O funcionamento de vários setores produtivos depende da realização de investimentos em pesquisa e desenvolvimento tecnológico a serem posteriormente compensados pela fixação de preços acima dos custos marginais. Empresas realizam diferentes projetos arriscados, de modo que eventuais fracassos sejam compensados pelos lucros advindos dos projetos bem-sucedidos. Não obstante, governos expropriadores costumam justificar seus atos com o argumento de que o capital investido no projeto específico já fora recuperado, desconsiderando-se os riscos previamente assumidos.

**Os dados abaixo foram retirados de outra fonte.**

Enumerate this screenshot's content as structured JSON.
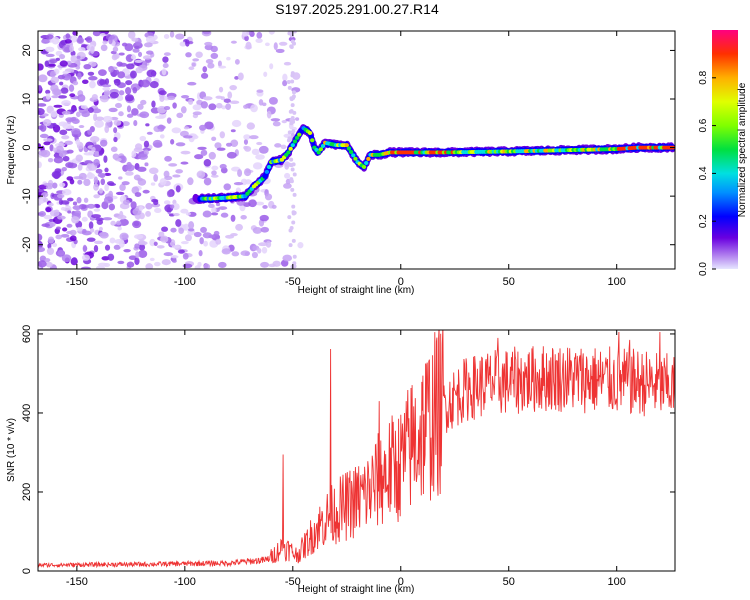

É fato que ganhos de escala reduzem o número de empresas operando nesses mercados, levando-as a deter o poder de fixar preços. Abuso de poder econômico é por vezes utilizado como pretexto para a expropriação governamental. Não há, porém, novidade alguma em afirmar que a melhor forma de se lidar com poder de mercado não é via de chantagens ou usurpações, mas sim pela adoção de mecanismos regulatórios sensatos, estáveis e livres de interferências políticas - uma vez que o curto horizonte eleitoral reduz o peso de considerações de longo prazo em decisões políticas.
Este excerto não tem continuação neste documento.